From 1929 to 1932, the stock market plummeted a stunning 83%, and many lost everything. That debacle caused the Great Depression, which ended only when we entered World War II in 1941.

From 2007 to 2009, during the height of the mortgage and real estate collapse, which brought us dangerously close to another depression, the market dropped a massive 57%. When stocks finally bottomed at an ominous intraday low of 666 on the S&P 500 on March 9, 2009, we placed the floor for the longest bull market in history, which ended in January 2022. The market rally promptly started back up in October of that year after a swift correction and continues to this day.
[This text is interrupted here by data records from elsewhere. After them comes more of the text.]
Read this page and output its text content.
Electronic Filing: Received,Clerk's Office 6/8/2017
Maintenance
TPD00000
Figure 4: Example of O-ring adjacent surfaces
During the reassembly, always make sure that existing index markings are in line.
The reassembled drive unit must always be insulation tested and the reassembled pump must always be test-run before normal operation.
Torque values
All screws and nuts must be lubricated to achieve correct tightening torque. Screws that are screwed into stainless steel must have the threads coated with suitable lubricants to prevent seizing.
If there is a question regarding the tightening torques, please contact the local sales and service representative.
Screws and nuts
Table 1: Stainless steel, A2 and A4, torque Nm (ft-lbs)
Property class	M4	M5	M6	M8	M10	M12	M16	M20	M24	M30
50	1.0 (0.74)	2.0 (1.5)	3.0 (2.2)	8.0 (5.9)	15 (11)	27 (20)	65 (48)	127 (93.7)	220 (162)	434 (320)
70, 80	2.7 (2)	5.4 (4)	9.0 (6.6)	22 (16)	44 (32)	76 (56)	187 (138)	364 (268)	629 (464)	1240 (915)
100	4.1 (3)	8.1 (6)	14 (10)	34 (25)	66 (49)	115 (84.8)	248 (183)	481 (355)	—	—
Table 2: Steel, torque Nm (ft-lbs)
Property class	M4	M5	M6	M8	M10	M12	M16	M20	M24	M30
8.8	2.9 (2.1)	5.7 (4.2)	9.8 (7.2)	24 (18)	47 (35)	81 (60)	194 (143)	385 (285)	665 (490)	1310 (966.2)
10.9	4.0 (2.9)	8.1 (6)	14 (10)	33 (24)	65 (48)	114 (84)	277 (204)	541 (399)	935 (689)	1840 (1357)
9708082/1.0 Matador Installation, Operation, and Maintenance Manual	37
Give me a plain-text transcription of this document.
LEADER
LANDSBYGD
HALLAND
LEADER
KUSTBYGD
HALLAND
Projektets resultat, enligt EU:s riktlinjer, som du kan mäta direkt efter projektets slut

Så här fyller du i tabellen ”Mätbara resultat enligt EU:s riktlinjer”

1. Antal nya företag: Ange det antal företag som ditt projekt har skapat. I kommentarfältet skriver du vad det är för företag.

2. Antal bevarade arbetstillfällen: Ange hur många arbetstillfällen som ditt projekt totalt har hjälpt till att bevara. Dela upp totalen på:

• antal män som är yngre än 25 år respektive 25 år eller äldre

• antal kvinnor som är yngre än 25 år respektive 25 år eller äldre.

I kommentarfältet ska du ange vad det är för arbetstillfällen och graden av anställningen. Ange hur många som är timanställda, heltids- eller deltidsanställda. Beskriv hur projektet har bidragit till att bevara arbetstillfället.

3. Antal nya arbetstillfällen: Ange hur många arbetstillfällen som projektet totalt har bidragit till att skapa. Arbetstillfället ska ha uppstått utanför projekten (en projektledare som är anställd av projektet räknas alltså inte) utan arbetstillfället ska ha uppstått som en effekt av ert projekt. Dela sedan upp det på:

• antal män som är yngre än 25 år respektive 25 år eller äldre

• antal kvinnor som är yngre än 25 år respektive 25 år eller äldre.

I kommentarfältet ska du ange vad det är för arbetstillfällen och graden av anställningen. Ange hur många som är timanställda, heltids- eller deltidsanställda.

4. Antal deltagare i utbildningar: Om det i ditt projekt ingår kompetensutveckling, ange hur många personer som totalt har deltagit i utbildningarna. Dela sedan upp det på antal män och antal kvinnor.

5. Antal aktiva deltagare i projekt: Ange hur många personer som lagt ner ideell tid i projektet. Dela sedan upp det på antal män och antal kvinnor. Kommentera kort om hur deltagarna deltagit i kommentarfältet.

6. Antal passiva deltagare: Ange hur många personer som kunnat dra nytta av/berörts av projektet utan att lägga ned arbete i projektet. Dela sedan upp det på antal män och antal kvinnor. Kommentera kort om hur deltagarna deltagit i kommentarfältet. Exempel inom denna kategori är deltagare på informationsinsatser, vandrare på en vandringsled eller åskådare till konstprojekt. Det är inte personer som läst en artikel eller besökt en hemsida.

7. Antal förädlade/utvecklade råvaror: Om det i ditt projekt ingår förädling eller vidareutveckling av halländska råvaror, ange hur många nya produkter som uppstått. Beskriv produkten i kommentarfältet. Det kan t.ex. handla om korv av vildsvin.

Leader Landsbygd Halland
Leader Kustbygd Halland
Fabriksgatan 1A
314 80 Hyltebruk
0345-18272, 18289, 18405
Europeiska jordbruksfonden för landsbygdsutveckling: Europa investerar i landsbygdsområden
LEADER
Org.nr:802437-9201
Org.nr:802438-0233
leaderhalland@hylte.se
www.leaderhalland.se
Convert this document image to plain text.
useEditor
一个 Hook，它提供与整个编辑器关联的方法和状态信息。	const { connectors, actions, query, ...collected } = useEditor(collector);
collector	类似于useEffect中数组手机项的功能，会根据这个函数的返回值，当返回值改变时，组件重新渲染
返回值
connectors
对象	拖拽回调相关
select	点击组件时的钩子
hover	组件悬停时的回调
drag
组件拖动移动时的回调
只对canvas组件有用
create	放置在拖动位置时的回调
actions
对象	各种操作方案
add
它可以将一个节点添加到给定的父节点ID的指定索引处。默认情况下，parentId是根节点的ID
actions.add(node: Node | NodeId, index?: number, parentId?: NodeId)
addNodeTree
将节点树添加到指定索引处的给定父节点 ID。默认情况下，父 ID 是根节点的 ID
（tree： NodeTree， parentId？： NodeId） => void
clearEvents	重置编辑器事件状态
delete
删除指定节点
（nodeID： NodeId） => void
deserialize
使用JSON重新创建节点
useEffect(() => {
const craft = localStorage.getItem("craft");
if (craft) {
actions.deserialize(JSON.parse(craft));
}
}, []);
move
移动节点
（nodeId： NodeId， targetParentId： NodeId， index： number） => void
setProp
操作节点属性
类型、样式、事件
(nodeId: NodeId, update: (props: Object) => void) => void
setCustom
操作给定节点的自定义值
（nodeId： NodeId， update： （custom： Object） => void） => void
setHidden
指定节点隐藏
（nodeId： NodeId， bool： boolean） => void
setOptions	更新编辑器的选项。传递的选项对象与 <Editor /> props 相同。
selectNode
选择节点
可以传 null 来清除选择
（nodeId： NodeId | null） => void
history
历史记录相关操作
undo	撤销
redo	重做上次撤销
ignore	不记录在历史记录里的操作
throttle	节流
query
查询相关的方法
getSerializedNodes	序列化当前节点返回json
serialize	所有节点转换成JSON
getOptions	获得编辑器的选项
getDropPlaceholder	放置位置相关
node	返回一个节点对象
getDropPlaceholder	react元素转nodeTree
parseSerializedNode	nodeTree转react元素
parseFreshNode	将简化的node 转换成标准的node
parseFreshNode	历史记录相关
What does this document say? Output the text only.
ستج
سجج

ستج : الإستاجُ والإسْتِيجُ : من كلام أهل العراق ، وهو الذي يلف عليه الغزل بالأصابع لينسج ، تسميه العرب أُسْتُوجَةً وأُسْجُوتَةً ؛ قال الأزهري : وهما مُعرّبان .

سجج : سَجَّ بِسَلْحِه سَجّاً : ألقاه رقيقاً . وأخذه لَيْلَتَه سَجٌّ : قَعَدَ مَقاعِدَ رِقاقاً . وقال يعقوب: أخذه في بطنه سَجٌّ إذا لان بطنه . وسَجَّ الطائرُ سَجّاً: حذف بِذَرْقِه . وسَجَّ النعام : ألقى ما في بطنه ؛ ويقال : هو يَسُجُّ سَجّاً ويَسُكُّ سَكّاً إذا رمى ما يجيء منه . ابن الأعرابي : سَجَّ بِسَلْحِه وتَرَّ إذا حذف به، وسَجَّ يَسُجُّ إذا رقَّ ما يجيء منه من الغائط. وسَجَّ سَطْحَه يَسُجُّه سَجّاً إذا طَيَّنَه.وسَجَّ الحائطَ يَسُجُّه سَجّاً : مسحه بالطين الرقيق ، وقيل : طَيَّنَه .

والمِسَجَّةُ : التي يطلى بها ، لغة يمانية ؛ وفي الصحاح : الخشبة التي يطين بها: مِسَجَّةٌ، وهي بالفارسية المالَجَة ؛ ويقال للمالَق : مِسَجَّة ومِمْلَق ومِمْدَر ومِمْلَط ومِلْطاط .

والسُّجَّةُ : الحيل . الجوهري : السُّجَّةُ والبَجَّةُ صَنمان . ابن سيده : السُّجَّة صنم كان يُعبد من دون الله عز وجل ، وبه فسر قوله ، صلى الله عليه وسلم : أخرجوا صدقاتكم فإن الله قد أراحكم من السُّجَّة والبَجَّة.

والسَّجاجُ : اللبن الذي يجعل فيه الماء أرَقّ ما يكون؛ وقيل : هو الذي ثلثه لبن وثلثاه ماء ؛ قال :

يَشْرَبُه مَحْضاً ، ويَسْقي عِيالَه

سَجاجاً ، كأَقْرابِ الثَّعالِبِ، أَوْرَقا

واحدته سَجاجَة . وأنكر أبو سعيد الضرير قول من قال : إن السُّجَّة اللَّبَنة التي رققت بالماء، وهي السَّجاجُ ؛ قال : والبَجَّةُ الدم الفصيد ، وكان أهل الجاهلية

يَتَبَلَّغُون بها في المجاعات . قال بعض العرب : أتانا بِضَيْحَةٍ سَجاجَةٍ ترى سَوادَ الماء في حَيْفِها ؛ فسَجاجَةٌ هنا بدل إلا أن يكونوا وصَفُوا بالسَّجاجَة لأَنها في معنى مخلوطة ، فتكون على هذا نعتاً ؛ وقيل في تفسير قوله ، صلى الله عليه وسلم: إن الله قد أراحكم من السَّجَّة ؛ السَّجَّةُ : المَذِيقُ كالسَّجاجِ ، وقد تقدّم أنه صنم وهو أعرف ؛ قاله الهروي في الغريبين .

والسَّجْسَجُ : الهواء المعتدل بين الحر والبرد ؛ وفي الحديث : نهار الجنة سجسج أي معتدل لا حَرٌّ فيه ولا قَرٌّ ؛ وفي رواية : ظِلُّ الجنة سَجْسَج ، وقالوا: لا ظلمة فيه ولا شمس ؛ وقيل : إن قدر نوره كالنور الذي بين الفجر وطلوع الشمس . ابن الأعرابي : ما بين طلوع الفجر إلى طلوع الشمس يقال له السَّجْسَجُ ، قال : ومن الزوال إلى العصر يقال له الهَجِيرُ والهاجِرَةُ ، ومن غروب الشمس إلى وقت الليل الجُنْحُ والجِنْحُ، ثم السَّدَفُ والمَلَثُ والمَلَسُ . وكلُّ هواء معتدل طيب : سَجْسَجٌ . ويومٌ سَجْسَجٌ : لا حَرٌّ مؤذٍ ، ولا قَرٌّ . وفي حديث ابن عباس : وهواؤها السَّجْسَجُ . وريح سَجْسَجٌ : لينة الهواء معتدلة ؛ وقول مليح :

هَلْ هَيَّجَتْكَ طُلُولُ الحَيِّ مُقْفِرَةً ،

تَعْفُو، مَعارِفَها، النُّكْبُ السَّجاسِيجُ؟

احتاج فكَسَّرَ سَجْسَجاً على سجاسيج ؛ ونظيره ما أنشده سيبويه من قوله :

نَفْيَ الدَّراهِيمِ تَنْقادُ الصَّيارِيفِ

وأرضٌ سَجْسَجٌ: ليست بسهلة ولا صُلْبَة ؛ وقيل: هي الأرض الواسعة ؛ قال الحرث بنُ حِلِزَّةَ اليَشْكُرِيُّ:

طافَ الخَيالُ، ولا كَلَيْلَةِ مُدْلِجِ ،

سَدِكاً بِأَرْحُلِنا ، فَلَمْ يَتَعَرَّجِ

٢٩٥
Though devastating, a market crash, or severe correction, is workable if you are in your 40s and making peak money. However, for baby boomers who have enjoyed unprecedented gains over the past 35 years, being overweighted to the stock market now is like picking up nickels in front of a bulldozer, and it could be a fatal shot to their retirement savings. Look at this data we collected on the effect of major market crashes. The recovery time can be much longer than recessions or regular bear markets, sometimes taking decades:

  • The 1929 crash lasted until 1932, and the Dow did not fully recover until November 1954.
  • The dot-com stock correction/crash in March 2000 took 13 years to recover fully.
  • The Panic of 1907 took the stock market 20 years to return to its pre-crash level.

The youngest baby boomers turned 60 last year, while the oldest are closing in on 80 in 2026. Moving most of your investments out of S&P 500 index funds and concentrating on ultra-safe investments with the principal protected and guaranteed makes sense now with the stock market resting at a vulnerable precipice. This is what LPL Research noted in January regarding market corrections:

With the stock market nearing record-high levels, it might seem premature to talk about a potential correction — characterized by a market drawdown of 10% or more but less than 20%. However, bull markets are not linear, and corrections, though relatively improbable, are always possible. According to our friends at Ned Davis Research, a correction has occurred every 1.1 years going back to 1928. Furthermore, the last time the market entered an official correction was 309 trading days ago, spanning well beyond the average number of 173 trading days without a correction since 1928.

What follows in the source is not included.